‘We Will Stand With You’ Clinton Compares Civil War With Northern Ireland
A cheering crowd of 50,000 Protestants and Catholics filled the frosty streets of this long-troubled city Thursday to hear President Clinton urge them to bury their ancient bitterness and build a new future together.
“We will stand with you as you take risks for peace,” Clinton told the roaring crowd as they waved tiny U.S. flags. “Blessed are the peacemakers, for they shall inherit the earth.”
Shielded by bulletproof glass, Clinton lit an outdoor Christmas tree as a symbol of the peace he is trying to foster in this capital of Northern Ireland, where a cease-fire 15 months ago ended 25 years of sectarian violence.
As the first sitting U.S. president ever to visit Northern Ireland, Clinton hoped his presence would help inspire the Protestant majority and the Catholic minority to resolve their differences. His visit, part of a five-day European trip, culminated a two-year White House effort to prod the halting peace process along.

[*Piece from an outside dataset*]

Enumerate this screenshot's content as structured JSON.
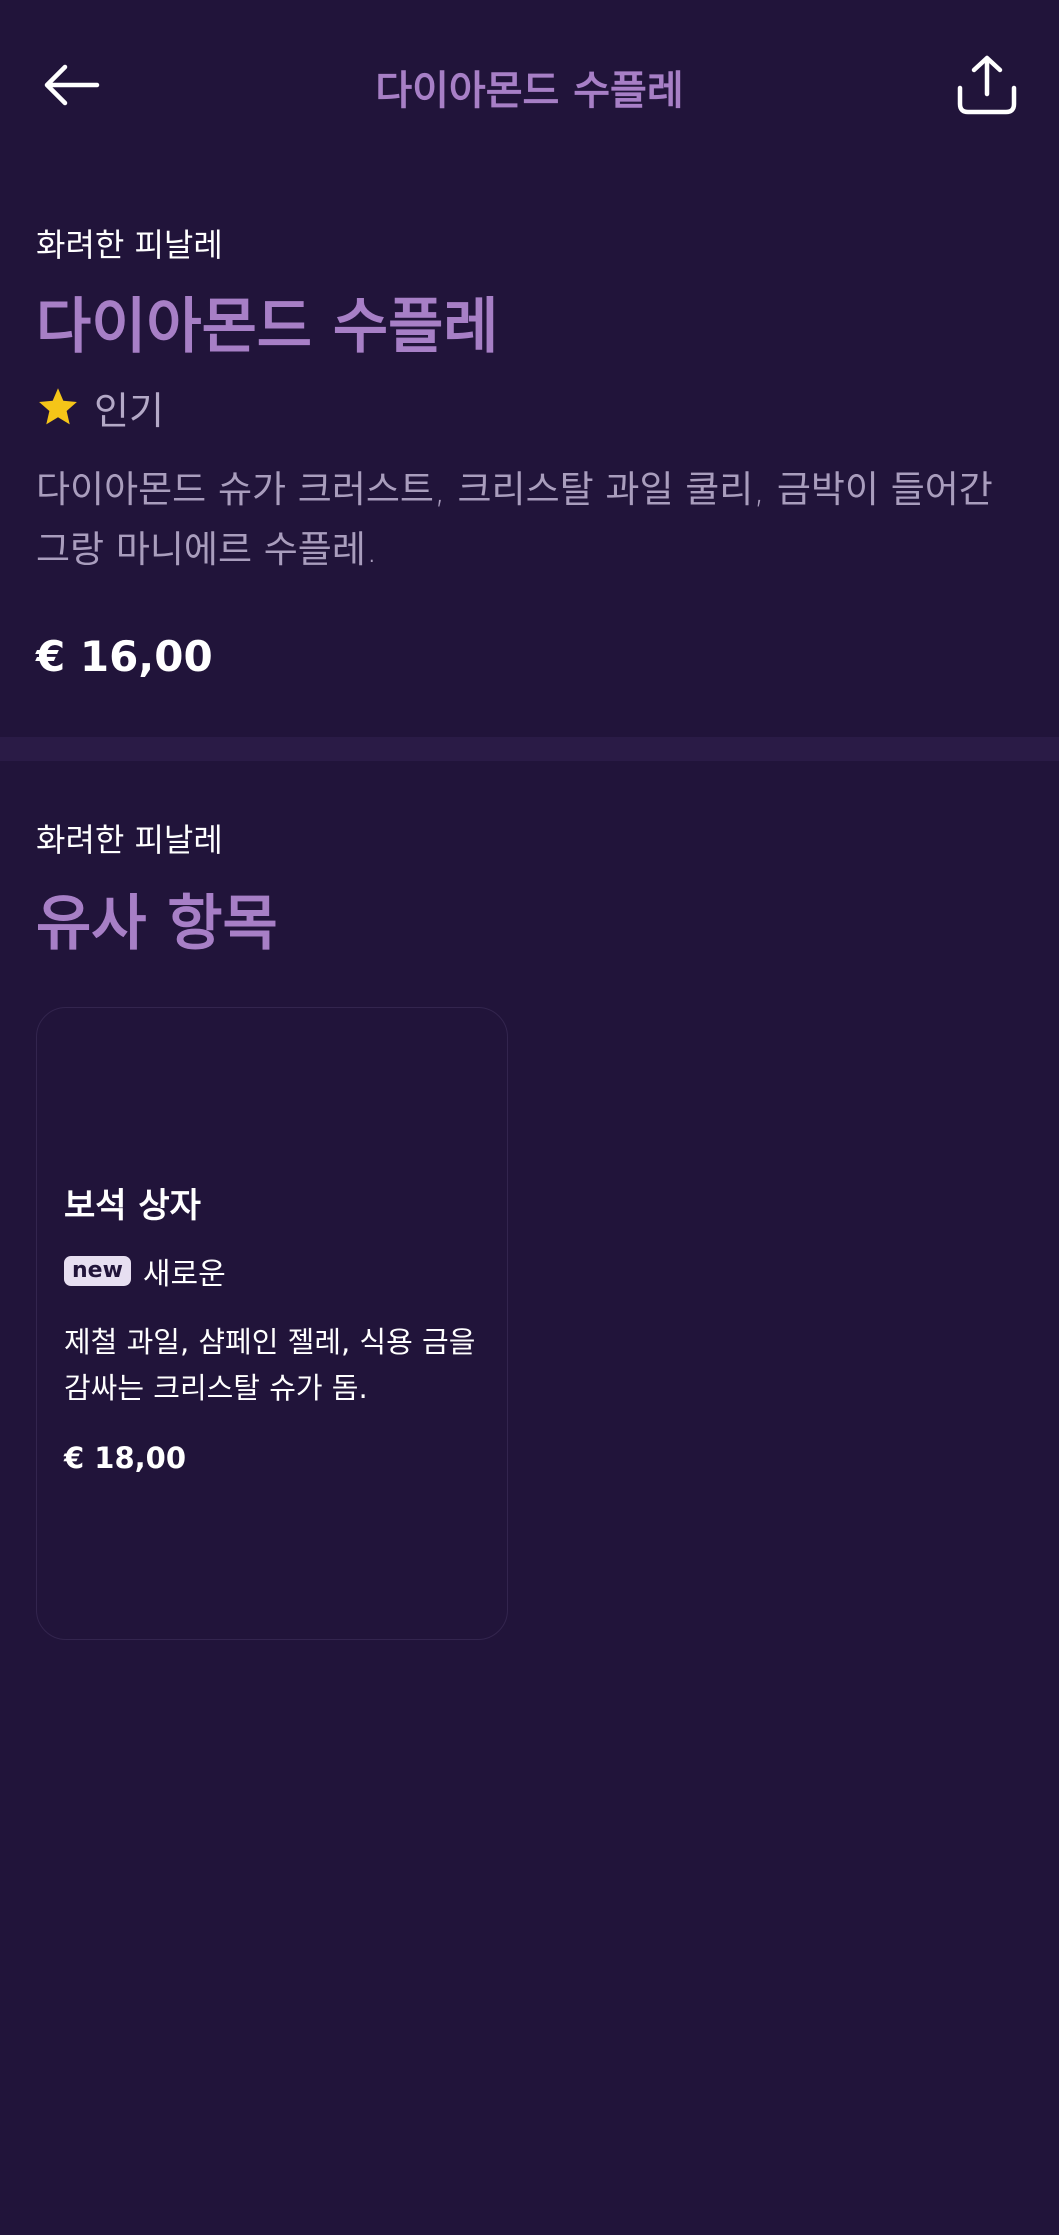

Thousands lined the streets earlier as Clinton’s motorcade entered this grimy industrial city, where walls in working-class neighborhoods feature murals of the masked paramilitary gunmen whose gang warfare held this province in a reign of terror from 1969 to Sept. 1, 1994, when the ceasefire began. Some 3,000 died during “the troubles.”
Protestant neighborhoods still fly the Union Jack flag of Great Britain, which rules the region’s 1.6 million people, 56 percent of them Protestant. Catholic neighborhoods fly the orange, green and white banner of the Irish Republic to the south, a Catholic land those of the north long to join.

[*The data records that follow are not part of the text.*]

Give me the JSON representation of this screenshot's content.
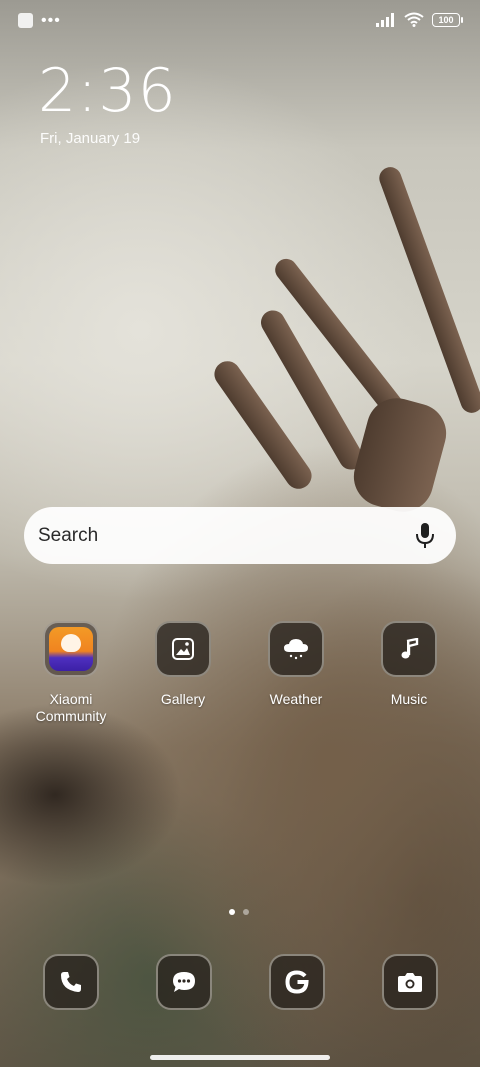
{
  "status_bar": {
    "notification_icons": [
      "app-notification-icon",
      "more-notifications-icon"
    ],
    "system_icons": [
      "signal-icon",
      "wifi-icon",
      "battery-icon"
    ],
    "battery_level": "100"
  },
  "clock": {
    "time": "2:36",
    "date": "Fri, January 19"
  },
  "search": {
    "placeholder": "Search",
    "icon": "microphone-icon"
  },
  "apps": [
    {
      "label": "Xiaomi Community",
      "icon": "xiaomi-community-icon"
    },
    {
      "label": "Gallery",
      "icon": "gallery-icon"
    },
    {
      "label": "Weather",
      "icon": "weather-icon"
    },
    {
      "label": "Music",
      "icon": "music-icon"
    }
  ],
  "page_indicator": {
    "count": 2,
    "active": 1
  },
  "dock": [
    {
      "icon": "phone-icon"
    },
    {
      "icon": "messages-icon"
    },
    {
      "icon": "google-icon"
    },
    {
      "icon": "camera-icon"
    }
  ],
  "colors": {
    "search_bar": "#f2f1ee",
    "icon_tile": "#2e2823"
  }
}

In appealing to both sides to put their long-nursed grievances behind them, Clinton invoked the legacy of America’s bitter Civil War in the first of four speeches he gave Thursday here and in Londonderry. He quoted a former Confederate governor of Arkansas:
“‘We have all done wrong. No one can say his heart is altogether clean and his hands altogether pure. Thus as we wish to be forgiven, let us forgive those who have sinned against us and ours.’
“That was the beginning of America’s reconciliation, and it must be the beginning of Northern Ireland’s reconciliation,” Clinton said to heartfelt applause.
The president encouraged all factions to join in a “twin track” set of peace talks announced Monday night by the London and Dublin governments. After months of stalemate, their breakthrough agreement on how to proceed came only moments before Clinton left Washington to begin his peace mission here.
Leaders of extremist factions, Catholic and Protestant, reacted to the London breakthrough with hostility, casting doubt on whether they will participate. But Clinton urged them to.
“Engaging in honest dialogue is not an act of surrender. It is an act of strength and common sense,” he said to applause from a crowd of 700 at the Mackie textile machinery plant.
“I think that he was very inspirational,” said Janet Robinson, a self-described “middle-class Protestant.” She conceded, however, that “there are people here with intense views, and I think no matter who came to speak to them, they would be very difficult to change.”